C. P. E. Bach: Sonatas for flute, viola da gamba and harpsichord
Barn Cottage Records BCR025
For more information, visit https://barncottagerecords.co.uk/
All of the sonatas in this attractive selection date from the first half of the composer’s life and as the excellent programme note by flautist Annabel Knight points out, they demonstrate ‘the composer’s youthful spirit and distinctively emerging musical voice’. When we think what a characterful contribution he would go on to make at a crucial transitional phase in musical style, his individuality is already clearly on display here. There are three flute sonatas with BC, a sonata for unaccompanied solo flute, a gamba sonata with BC, and one of the ‘Prussian’ sonatas for solo keyboard. The Sonata for solo flute Wq 132 printed in 1747 is the latest work on the disc and is a wonderfully exploratory and other-worldly piece, reminiscent of the more famous music by Telemann for solo flute. It is played with immense sensitivity and technical assurance by Annabel Knight, whose reading of the more conventional Sonatas Wq 131, 124 and 125 is also delightfully musical and utterly engaging. Reiko Ichise steps into the spotlight for the Wq 136 Sonata for Gamba and BC, a curious work written for the virtuoso Ludwig Hesse in 1745 at a time when the gamba’s popularity was on the wane, indeed already almost entirely eclipsed by the cello, but when Hesse’s skills and French style of playing were still admired at the Berlin Court.
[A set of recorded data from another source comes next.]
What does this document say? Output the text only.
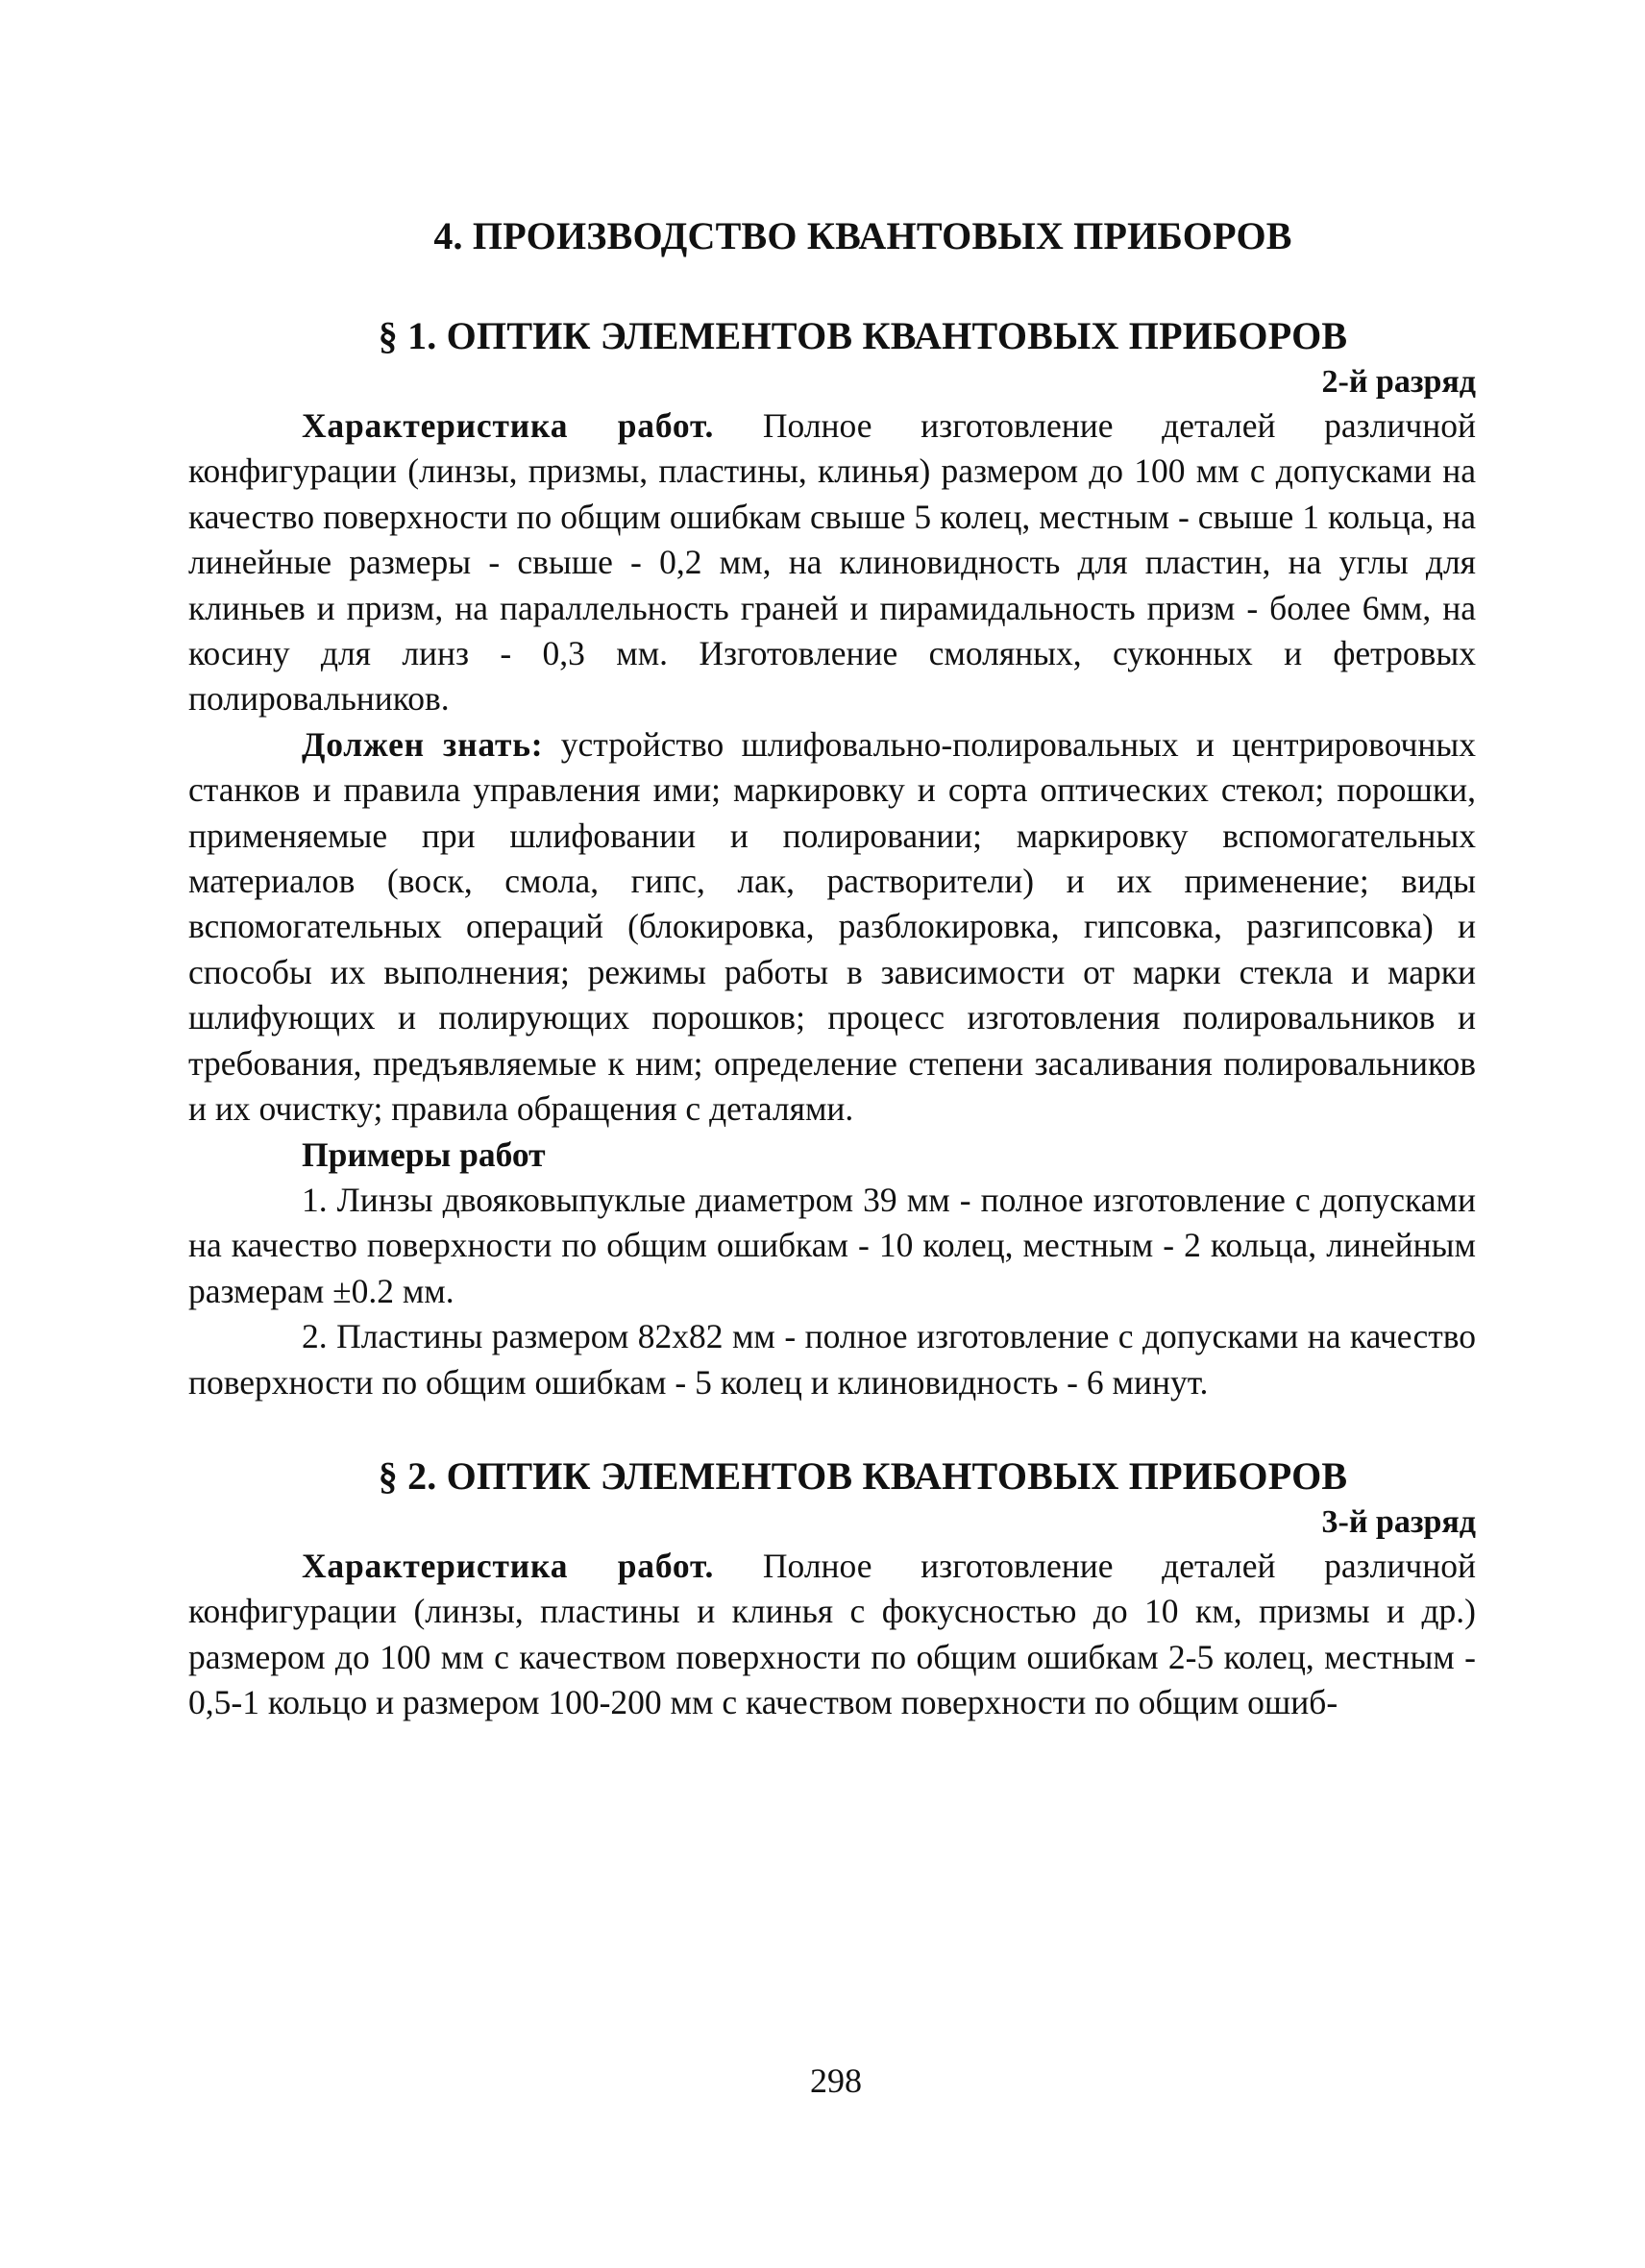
4. ПРОИЗВОДСТВО КВАНТОВЫХ ПРИБОРОВ
§ 1. ОПТИК ЭЛЕМЕНТОВ КВАНТОВЫХ ПРИБОРОВ
2-й разряд

Характеристика работ. Полное изготовление деталей различной конфигурации (линзы, призмы, пластины, клинья) размером до 100 мм с допусками на качество поверхности по общим ошибкам свыше 5 колец, местным - свыше 1 кольца, на линейные размеры - свыше - 0,2 мм, на клиновидность для пластин, на углы для клиньев и призм, на параллельность граней и пирамидальность призм - более 6мм, на косину для линз - 0,3 мм. Изготовление смоляных, суконных и фетровых полировальников.

Должен знать: устройство шлифовально-полировальных и центрировочных станков и правила управления ими; маркировку и сорта оптических стекол; порошки, применяемые при шлифовании и полировании; маркировку вспомогательных материалов (воск, смола, гипс, лак, растворители) и их применение; виды вспомогательных операций (блокировка, разблокировка, гипсовка, разгипсовка) и способы их выполнения; режимы работы в зависимости от марки стекла и марки шлифующих и полирующих порошков; процесс изготовления полировальников и требования, предъявляемые к ним; определение степени засаливания полировальников и их очистку; правила обращения с деталями.

Примеры работ

1. Линзы двояковыпуклые диаметром 39 мм - полное изготовление с допусками на качество поверхности по общим ошибкам - 10 колец, местным - 2 кольца, линейным размерам ±0.2 мм.

2. Пластины размером 82x82 мм - полное изготовление с допусками на качество поверхности по общим ошибкам - 5 колец и клиновидность - 6 минут.

§ 2. ОПТИК ЭЛЕМЕНТОВ КВАНТОВЫХ ПРИБОРОВ
3-й разряд

Характеристика работ. Полное изготовление деталей различной конфигурации (линзы, пластины и клинья с фокусностью до 10 км, призмы и др.) размером до 100 мм с качеством поверхности по общим ошибкам 2-5 колец, местным - 0,5-1 кольцо и размером 100-200 мм с качеством поверхности по общим ошиб-

298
Bach cleverly plays to Hesse’s strengths with music, which allows for technical display as well as evoking a charming French galant flavour. Reiko Ichise presents this demanding music with flair and panache, enjoying the technical challenges of this striking gamba swansong. Finally, it is keyboard player Robin Bigwood’s turn for the solo spotlight with the fourth of Bach’s Wq 48 ‘Prussian’ sonatas. Composing for his own instrument, Bach allows his harmonic and melodic imagination to run free to a degree unusual in the early 1740s. While I occasionally found myself yearning for the dynamic gradations possible on an early piano, it would have been an odd decision to introduce a different keyboard for this one item, and the harpsichord has the advantage of making the daring clashing harmonies all the more uncompromising. This is a thoroughly enjoyable CD, with all three members of Passacaglia demonstrating their individual musicality and technical prowess, as well as coming together with an admirably impressive sense of ensemble.